Shinnecock Hills is now widely seen as one of the three top US Open venues — along with Pebble Beach and Oakmont. Portrush is clearly gaining ground and frankly deserves to be mentioned with the likes of The Old Course at St. Andrews and Muirfield.
Early reports have already indicated Portrush is being seriously contemplated for the ’24 Open. Clearly, with the momentum from this year’s event — a quick return in five years would be unprecedented but most certainly deserved. In a parallel way — the USGA quickly returned to Shinnecock following the 1986 event — with follow-ups played in 1995 and 2004.
In the early discussions there was much concern expressed on how those attending would be able to handle the local logistics. Those situations were adroitly handled with many choosing rail service — most notably to/from Belfast. Credit the array of volunteers and the synergy displayed on a range of issues tied to the successful administration of any major event.
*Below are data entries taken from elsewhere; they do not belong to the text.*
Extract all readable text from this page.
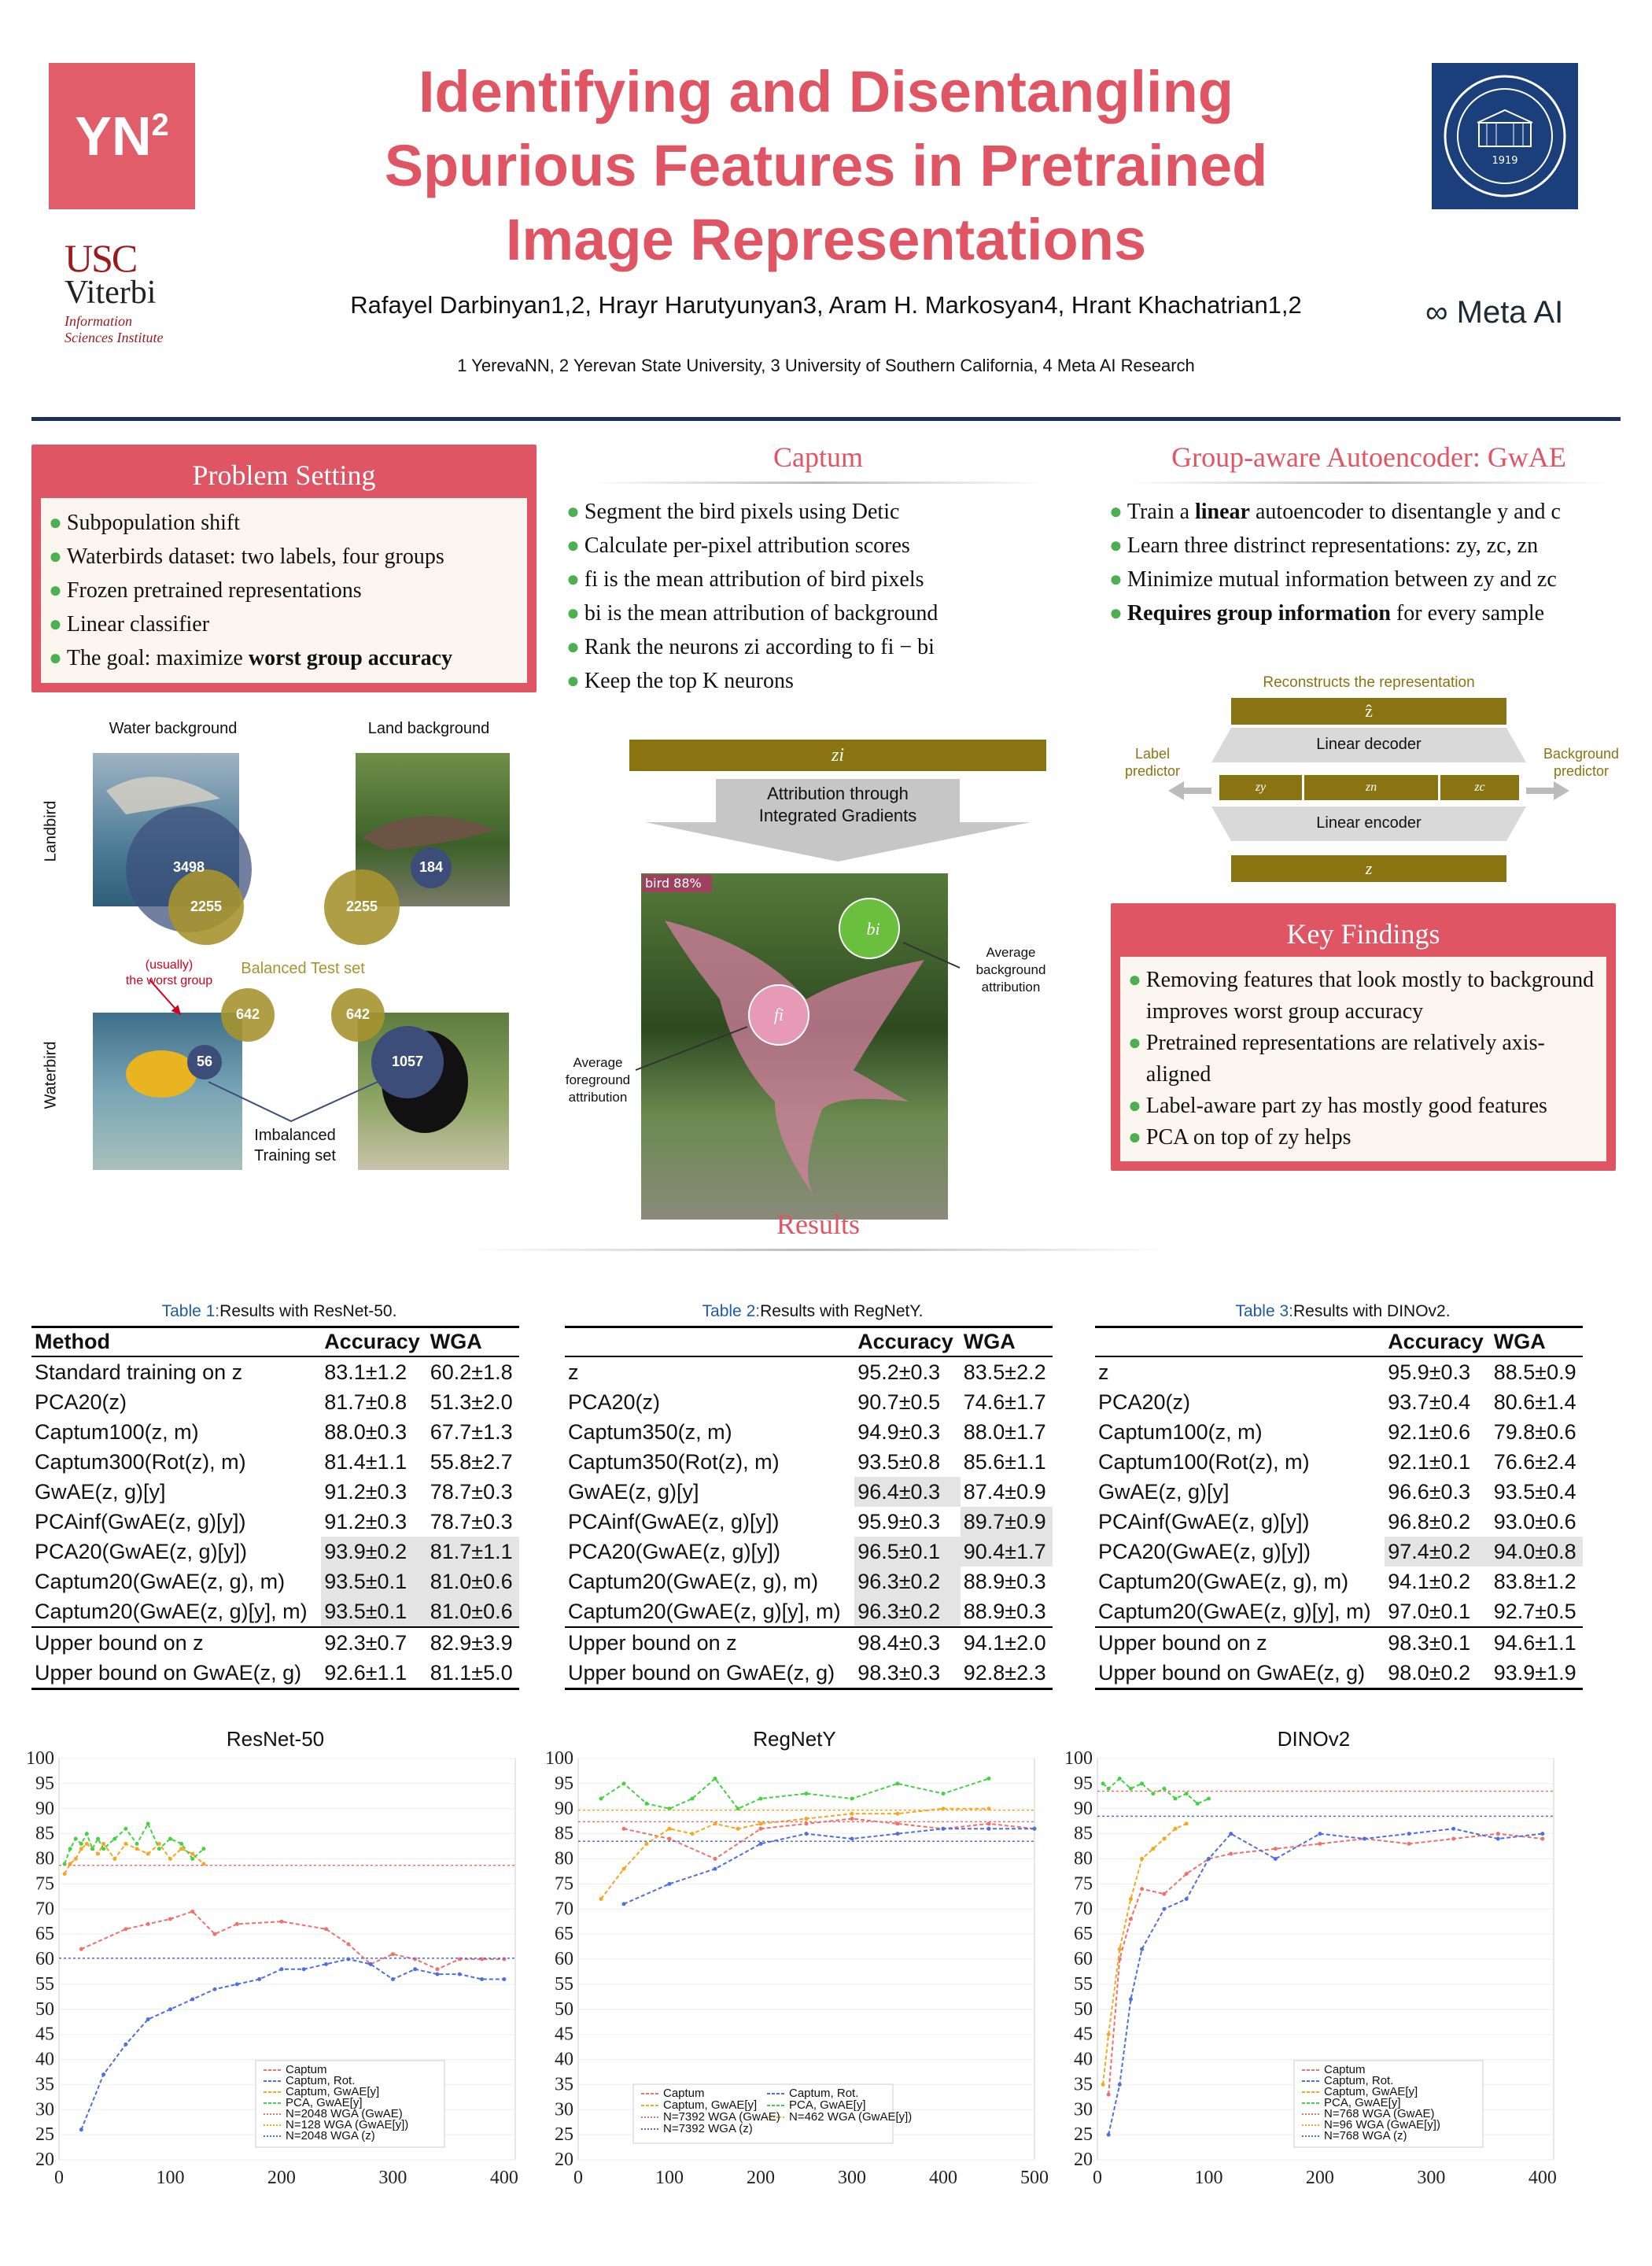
$YN^2$
USC
Viterbi
Information
Sciences Institute
Identifying and Disentangling Spurious Features in Pretrained Image Representations
Rafayel Darbinyan1,2, Hrayr Harutyunyan3, Aram H. Markosyan4, Hrant Khachatrian1,2
1 YerevaNN, 2 Yerevan State University, 3 University of Southern California, 4 Meta AI Research
1919
∞ Meta AI
Problem Setting
● Subpopulation shift
● Waterbirds dataset: two labels, four groups
● Frozen pretrained representations
● Linear classifier
● The goal: maximize worst group accuracy
Water background	Land background
Landbird
Waterbird
3498	184
2255	2255
642	642
56	1057
Balanced Test set
(usually)
the worst group
Imbalanced
Training set
Captum
● Segment the bird pixels using Detic
● Calculate per-pixel attribution scores
● fi is the mean attribution of bird pixels
● bi is the mean attribution of background
● Rank the neurons zi according to fi − bi
● Keep the top K neurons
zi
Attribution through
Integrated Gradients
bird 88%
bi
fi
Average
background
attribution
Average
foreground
attribution
Group-aware Autoencoder: GwAE
● Train a linear autoencoder to disentangle y and c
● Learn three distrinct representations: zy, zc, zn
● Minimize mutual information between zy and zc
● Requires group information for every sample
Reconstructs the representation
ẑ
Linear decoder
zy	zn	zc
Linear encoder
z
Label
predictor
Background
predictor
Key Findings
● Removing features that look mostly to background improves worst group accuracy
● Pretrained representations are relatively axis-aligned
● Label-aware part zy has mostly good features
● PCA on top of zy helps
Results
Table 1:Results with ResNet-50.
Method	Accuracy	WGA
Standard training on z	83.1±1.2	60.2±1.8
PCA20(z)	81.7±0.8	51.3±2.0
Captum100(z, m)	88.0±0.3	67.7±1.3
Captum300(Rot(z), m)	81.4±1.1	55.8±2.7
GwAE(z, g)[y]	91.2±0.3	78.7±0.3
PCAinf(GwAE(z, g)[y])	91.2±0.3	78.7±0.3
PCA20(GwAE(z, g)[y])	93.9±0.2	81.7±1.1
Captum20(GwAE(z, g), m)	93.5±0.1	81.0±0.6
Captum20(GwAE(z, g)[y], m)	93.5±0.1	81.0±0.6
Upper bound on z	92.3±0.7	82.9±3.9
Upper bound on GwAE(z, g)	92.6±1.1	81.1±5.0
Table 2:Results with RegNetY.
	Accuracy	WGA
z	95.2±0.3	83.5±2.2
PCA20(z)	90.7±0.5	74.6±1.7
Captum350(z, m)	94.9±0.3	88.0±1.7
Captum350(Rot(z), m)	93.5±0.8	85.6±1.1
GwAE(z, g)[y]	96.4±0.3	87.4±0.9
PCAinf(GwAE(z, g)[y])	95.9±0.3	89.7±0.9
PCA20(GwAE(z, g)[y])	96.5±0.1	90.4±1.7
Captum20(GwAE(z, g), m)	96.3±0.2	88.9±0.3
Captum20(GwAE(z, g)[y], m)	96.3±0.2	88.9±0.3
Upper bound on z	98.4±0.3	94.1±2.0
Upper bound on GwAE(z, g)	98.3±0.3	92.8±2.3
Table 3:Results with DINOv2.
	Accuracy	WGA
z	95.9±0.3	88.5±0.9
PCA20(z)	93.7±0.4	80.6±1.4
Captum100(z, m)	92.1±0.6	79.8±0.6
Captum100(Rot(z), m)	92.1±0.1	76.6±2.4
GwAE(z, g)[y]	96.6±0.3	93.5±0.4
PCAinf(GwAE(z, g)[y])	96.8±0.2	93.0±0.6
PCA20(GwAE(z, g)[y])	97.4±0.2	94.0±0.8
Captum20(GwAE(z, g), m)	94.1±0.2	83.8±1.2
Captum20(GwAE(z, g)[y], m)	97.0±0.1	92.7±0.5
Upper bound on z	98.3±0.1	94.6±1.1
Upper bound on GwAE(z, g)	98.0±0.2	93.9±1.9
ResNet-50
20
25
30
35
40
45
50
55
60
65
70
75
80
85
90
95
100
0	100	200	300	400
Captum
Captum, Rot.
Captum, GwAE[y]
PCA, GwAE[y]
N=2048 WGA (GwAE)
N=128 WGA (GwAE[y])
N=2048 WGA (z)
RegNetY
20
25
30
35
40
45
50
55
60
65
70
75
80
85
90
95
100
0	100	200	300	400	500
Captum	Captum, Rot.
Captum, GwAE[y]	PCA, GwAE[y]
N=7392 WGA (GwAE) N=462 WGA (GwAE[y])
N=7392 WGA (z)
DINOv2
20
25
30
35
40
45
50
55
60
65
70
75
80
85
90
95
100
0	100	200	300	400
Captum
Captum, Rot.
Captum, GwAE[y]
PCA, GwAE[y]
N=768 WGA (GwAE)
N=96 WGA (GwAE[y])
N=768 WGA (z)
Most of all, Portrush will be remembered for the fact that an Irishman claimed the top prize. Seeing Shane Lowry applaud his fellow countrymen as he approached the final green showed the world the quality of Irish golf and its people.
The final major of the decade.— PGA TOUR (@PGATOUR) July 22, 2019
Good night, Royal Portrush. 🌅 pic.twitter.com/r8lNgv00Ll
After the 1951 Open, Royal Portrush resided in the shadows for far too long. Much had to get done in those intervening years. That long absence came to a fitting ending with this year’s superlative Open Championship.